Myrkridia Giant (32pts): Giant myrkridia, attacks in a similar fashion, killing marginally faster than smaller myrkridia. Surprisingly vulnerable to explosive attacks, and not worth their cost in a melee fight. Has the annoying ability the throw a handful of explosive acorns a pretty good distance.
Bre-Unor (3pts): Rare unit that combines average melee ability with a short range missile attack that appears to be flying bones of some sort.
Wolf (2pt): Fast, weak unit that does a good amount of damage, especially in numbers.
Gimble in the Wabe / Gyre in the Wabe
Wooded hilly terrain with 3 deep pools and a central three-pronged hill with some shallow water around the central flag. Gimble features a standard mix of thrall, warriors, archers, dwarves, journeymen, and ghols. Gyre is a more fast-paced set of heron guards, berserks, mauls, fetch, and soulless. Both have wights.
This map has 6 starts, and is a popular choice for Capture the Flag free-for-all style, because there are 3 evenly balanced pairs of starts. Virtually all game types work great on this map very well.
Demise on the Plains / Raid on the Plains
This is a 5-start map with a gently sloping dome-shaped hill in the middle and high ground along the edges. Demise features heron guard heroes, ghols, wights, archers, dwarves, warrior and thrall. Raid is all based around the Myrkridia Giant who is supported by heron guards, berserks, mortar dwarves, and warlocks.
Raid was known as the first rank whore map as it is dominated by the myrkridian giant's explosive attack which has many subtleties but is fairly easy to master. Playing without unit-trading is actually very interesting variation.
Untamed Lands / Badlands
These are 4 player maps with a big central crater and a series of hilly ledges around it. The edge of the map is scattered with trees and one large deep pool for hiding wights and thrall. Untamed lands features features standard 'Light' unit mix of archers, dwarves, warriors, journeymen, ghols, wights and thrall. Badlands has the heavy-hitting mix of warlocks, soulless, berserks, heron guards, myrkridia, and spiders.
Untamed Lands Last Man on the Hill has different units, only thrall, journeymen, dwarves and wights. This unit mix was pioneered by all players agreeing to trade for only those units on the popular Myth I map called "For Carnage Apply Within" and is affectionately known as Slugfest.
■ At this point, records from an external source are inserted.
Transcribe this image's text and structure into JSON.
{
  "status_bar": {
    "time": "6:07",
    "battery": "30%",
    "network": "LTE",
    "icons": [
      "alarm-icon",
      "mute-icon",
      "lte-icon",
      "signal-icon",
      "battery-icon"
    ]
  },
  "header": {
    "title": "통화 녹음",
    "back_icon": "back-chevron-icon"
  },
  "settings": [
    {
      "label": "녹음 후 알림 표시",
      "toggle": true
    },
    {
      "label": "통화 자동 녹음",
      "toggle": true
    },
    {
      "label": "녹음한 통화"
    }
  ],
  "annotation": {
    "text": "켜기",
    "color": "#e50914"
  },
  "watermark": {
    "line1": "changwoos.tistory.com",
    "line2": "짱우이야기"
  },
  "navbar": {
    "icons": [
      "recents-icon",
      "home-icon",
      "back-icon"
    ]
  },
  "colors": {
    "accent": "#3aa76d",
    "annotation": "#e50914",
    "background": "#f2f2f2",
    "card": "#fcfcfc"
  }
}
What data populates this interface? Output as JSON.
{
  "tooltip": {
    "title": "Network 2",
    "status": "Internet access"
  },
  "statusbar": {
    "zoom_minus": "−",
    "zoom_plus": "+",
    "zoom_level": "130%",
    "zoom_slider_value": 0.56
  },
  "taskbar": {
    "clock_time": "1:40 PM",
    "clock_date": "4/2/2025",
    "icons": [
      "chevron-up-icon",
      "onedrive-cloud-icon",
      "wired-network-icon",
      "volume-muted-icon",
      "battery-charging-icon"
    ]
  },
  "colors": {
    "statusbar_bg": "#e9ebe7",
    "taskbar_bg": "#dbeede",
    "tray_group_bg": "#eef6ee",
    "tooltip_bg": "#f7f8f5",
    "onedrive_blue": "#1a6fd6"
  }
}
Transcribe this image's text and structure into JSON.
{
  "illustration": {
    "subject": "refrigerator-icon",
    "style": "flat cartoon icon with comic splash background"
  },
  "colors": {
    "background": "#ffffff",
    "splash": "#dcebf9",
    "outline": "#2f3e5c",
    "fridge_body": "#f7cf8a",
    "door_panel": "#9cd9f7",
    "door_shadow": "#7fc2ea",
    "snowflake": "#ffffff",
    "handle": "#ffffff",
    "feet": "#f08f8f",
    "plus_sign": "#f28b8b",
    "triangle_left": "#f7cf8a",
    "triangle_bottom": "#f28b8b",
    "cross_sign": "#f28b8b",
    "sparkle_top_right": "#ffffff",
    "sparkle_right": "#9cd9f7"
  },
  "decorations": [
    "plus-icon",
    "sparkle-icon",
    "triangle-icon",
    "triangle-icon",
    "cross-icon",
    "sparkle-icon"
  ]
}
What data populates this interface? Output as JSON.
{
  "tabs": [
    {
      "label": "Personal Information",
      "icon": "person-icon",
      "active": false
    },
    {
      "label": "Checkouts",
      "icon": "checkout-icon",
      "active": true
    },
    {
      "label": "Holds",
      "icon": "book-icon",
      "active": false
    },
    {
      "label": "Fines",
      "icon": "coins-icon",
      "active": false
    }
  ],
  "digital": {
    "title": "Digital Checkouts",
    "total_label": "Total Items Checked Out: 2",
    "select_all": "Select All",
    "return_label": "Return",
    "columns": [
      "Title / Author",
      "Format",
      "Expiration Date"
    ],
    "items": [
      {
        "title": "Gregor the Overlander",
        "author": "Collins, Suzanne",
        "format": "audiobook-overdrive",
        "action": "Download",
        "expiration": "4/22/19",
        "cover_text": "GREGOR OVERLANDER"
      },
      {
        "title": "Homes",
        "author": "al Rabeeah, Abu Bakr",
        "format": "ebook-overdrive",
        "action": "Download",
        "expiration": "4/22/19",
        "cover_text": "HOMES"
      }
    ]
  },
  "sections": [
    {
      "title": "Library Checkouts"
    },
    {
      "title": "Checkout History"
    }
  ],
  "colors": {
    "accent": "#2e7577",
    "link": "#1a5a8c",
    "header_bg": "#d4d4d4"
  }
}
Dead Man's Chest / Dead Man's Float
A central island is surrounded by shallow water with deep wight pools scattered about and 6 player starts. The edge of the map has a variety of beach-like terrain and small hills. These maps are both excellent for King of the Hill which was much popularized in Myth II over Myth I due to the improved rules. Chest is Light units: ghols, thrall, warriors, archers, dwarves, journeymen and wights. Float has Dark units: ghols, berserks, heron guard hero, dwarf heroes, soulless, thrall, and wights.
Chest also has a Slugfest variant like Untamed Lands, but it occurs on Assassin, where you are given 6 dwarf heroes as your assassin units (see Game Types below) along with the ability to trade for thrall, wights, and journeymen.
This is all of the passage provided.